Fabulous, fabulous ideas. Thank you so much everyone.

Munchkin, I did not share half of the stress in my life when I did the psych testing because I wanted to pass the test without them requiring stress management or therapy sessions first. The psych did note that I had anxiety....maybe I could somehow use that argument with the surgeon and insurance coupled with Hilary's suggestion that I'm on my path to a BMI of 50 anyway.

Other arguments and knowledge that I've gained from this board (thank you so much!): 1. I need the malabsorption and restriction. Since my emergency C-section in 2010, my body changed metabolically and hormonally....all dieting attempts since then have been nothing but very slow going progress and immediate stalls for long stretches. Before the C-section, although my dieting attempts resulted in short term weigh loss, I was able to lose the weight 10-40 lbs at one dieting attempt. Now I can't lose weight at all. I've heard that stalls are a big issue with VSG. 2. I have fibromyalgia and chronic migraines. I need NSAIDs. My migraines have not been controlled yet by any migraine medicine that has been prescribed. Fibromyalgia Rxs cause weight gain, so I rely on NSAIDs. Tylenol never worked for me. Therefore, RNY is out because of my reliance on NSAIDs. 4. I have acid reflux. At times, it's horrible and I have to take Pepcid or another antacid. I get reflux from dairy, acidic foods, and other foods that I least expect. Therefore it seems like VSG is out because of the reflux. 5. I'm on my way to a BMI of 50 anyway since I'm unable to lose weight on my own anymore. 6. At the last couple doctors visit, my BP was in the 130s over 80. Isn't that on my way to hypertension?
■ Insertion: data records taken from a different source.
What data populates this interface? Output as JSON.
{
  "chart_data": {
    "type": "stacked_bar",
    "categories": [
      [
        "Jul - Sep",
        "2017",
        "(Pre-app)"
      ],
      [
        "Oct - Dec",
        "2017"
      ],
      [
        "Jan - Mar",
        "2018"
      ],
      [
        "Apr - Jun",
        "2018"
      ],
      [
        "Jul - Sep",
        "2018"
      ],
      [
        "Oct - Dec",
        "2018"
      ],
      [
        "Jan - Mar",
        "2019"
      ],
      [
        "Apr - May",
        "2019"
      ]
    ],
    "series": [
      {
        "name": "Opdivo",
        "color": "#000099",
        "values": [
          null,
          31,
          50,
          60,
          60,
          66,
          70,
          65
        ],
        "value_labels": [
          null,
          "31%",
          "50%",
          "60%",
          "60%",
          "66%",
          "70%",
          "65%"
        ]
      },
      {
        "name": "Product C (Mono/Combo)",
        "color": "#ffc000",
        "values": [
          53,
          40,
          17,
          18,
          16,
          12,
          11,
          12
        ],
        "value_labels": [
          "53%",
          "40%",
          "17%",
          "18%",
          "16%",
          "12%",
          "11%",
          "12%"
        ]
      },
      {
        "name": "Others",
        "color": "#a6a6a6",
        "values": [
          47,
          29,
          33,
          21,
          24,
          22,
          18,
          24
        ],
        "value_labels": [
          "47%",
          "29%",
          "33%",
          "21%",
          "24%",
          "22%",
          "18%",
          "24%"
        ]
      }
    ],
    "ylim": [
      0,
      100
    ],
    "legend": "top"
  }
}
I do have a pulmonologist appointment coming up. If they do a sleep study and find that I have sleep apnea, will a co-morbid condition like that help my case for DS surgery or is the BMI of 50 the hard rule?

Thanks so much everyone. Great ideas here. Unfortunately, my husband is not supportive whatsoever. A very negative angry person. So I can't tell you how much I appreciate this. These support groups are my main source of support.